Health Information Exchange Intervention
During my trauma rotations in residency, it was common to see a t–shirt worn by members of the trauma service bearing a picture of Charles Darwin with writing, “Darwin is disappointed with our work.” Now that certainly represents dark humor, often seen in training institution (and is no longer acceptable), but I’m reminded of that t–shirt when I consider what HIE/RHIO/NHIN is all about. Darwinism, so entrenched in our society, is being violated in that parochial installations of HI technologies are so dated, so incomplete, and so incompatible and instead of allowing them to die we are going to divert millions (and I suspect long term billions) of dollars from patient care to indefinitely resuscitate those of the HI species that should succumb to natural selection.
Or is it like our recent financial institutions crisis, where our national interest and survival required us to violate our capitalistic heritage and save those that cost us so much? But the distinction here is that the financial institutions are paying the governmental bailout back—and where they can’t, there is no indefinite palliation or veneer of addiction. No industry has been created, with its commensurate inertia, to provide the palliation or maintain the addicted state.
We seem to be caught in a perpetual cycle where the industry responsible for the creation of the disease state is seeking indefinite funding to maintain the disease state, albeit under palliative care. Is there no intervention? Is there no definite cure?
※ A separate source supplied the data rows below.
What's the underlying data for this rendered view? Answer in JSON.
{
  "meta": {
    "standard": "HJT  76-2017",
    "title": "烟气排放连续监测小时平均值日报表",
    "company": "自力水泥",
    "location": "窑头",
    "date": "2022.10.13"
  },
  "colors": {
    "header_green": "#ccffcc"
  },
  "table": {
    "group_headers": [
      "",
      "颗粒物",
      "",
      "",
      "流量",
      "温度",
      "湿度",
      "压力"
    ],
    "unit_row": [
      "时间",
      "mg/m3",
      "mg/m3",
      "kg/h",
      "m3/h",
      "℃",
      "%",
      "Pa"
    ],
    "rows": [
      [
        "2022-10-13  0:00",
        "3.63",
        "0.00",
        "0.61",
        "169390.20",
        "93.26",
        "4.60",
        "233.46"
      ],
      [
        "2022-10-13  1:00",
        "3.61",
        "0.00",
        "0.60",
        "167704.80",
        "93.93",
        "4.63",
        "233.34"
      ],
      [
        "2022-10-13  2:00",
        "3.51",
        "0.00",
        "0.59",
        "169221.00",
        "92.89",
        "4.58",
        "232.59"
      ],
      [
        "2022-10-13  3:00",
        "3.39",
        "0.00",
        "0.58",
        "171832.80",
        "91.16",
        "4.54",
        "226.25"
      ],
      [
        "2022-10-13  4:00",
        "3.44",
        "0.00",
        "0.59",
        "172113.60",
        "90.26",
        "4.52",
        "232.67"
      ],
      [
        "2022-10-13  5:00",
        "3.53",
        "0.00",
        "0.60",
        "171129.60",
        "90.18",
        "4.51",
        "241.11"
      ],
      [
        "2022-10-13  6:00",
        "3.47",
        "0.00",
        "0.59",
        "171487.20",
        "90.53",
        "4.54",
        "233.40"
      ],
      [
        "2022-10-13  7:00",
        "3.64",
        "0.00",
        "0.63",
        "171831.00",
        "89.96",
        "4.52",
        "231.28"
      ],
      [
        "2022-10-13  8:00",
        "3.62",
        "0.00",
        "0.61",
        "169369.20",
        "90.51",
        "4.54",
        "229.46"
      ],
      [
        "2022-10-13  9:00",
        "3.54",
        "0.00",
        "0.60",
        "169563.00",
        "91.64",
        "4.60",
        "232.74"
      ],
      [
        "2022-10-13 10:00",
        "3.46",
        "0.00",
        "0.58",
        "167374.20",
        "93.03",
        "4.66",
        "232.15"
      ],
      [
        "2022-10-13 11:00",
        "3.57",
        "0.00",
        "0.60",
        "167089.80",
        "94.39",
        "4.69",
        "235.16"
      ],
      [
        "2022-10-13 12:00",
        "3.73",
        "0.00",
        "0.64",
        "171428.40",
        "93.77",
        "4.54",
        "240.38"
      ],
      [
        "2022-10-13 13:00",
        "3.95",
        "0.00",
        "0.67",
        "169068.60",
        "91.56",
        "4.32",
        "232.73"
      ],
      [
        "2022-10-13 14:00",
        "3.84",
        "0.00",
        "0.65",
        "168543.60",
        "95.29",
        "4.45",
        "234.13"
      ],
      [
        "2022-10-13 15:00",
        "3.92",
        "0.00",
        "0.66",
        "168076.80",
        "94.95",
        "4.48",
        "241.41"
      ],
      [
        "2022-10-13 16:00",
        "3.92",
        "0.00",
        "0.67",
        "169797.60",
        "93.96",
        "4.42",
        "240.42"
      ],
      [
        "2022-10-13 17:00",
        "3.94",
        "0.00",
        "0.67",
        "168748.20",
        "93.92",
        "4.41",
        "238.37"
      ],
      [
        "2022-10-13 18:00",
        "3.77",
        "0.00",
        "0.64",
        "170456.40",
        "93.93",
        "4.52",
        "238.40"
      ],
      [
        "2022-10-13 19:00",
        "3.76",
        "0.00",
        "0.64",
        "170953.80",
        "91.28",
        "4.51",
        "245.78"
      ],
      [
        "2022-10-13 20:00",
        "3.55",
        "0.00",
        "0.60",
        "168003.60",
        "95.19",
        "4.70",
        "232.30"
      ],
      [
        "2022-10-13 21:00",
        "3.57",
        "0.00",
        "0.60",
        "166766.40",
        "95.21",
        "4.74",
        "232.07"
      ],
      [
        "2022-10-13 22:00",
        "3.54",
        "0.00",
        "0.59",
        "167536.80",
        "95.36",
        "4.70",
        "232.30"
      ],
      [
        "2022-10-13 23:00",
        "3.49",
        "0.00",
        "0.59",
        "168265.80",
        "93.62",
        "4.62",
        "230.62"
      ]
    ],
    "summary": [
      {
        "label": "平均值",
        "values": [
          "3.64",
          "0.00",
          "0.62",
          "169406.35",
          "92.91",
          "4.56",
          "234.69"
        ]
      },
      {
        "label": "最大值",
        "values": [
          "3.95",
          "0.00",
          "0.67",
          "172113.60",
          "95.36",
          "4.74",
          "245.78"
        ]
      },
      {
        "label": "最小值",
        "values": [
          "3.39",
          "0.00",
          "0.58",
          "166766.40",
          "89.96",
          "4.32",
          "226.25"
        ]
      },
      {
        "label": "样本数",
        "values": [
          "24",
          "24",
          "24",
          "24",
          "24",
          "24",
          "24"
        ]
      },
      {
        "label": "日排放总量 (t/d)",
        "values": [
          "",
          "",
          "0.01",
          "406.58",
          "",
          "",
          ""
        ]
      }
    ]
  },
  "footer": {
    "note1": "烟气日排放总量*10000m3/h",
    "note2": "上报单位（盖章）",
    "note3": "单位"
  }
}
And perhaps more troubling is the consideration that curative measures will be forestalled or unimplemented in anticipation and reliance upon the cost of palliative measures broadly borne. How much will not be done now because of the belief in another day and someone else’s dollar?
As a physician I understand the need for a complete set of HI available for each patient at the time of service. Cure is desired and palliation may be the only alternative—but at this stage in the HIE development it seems a decision arrived at because of industrial inertia and not because of rational deliberation and consideration of the long–term final costs and consequences.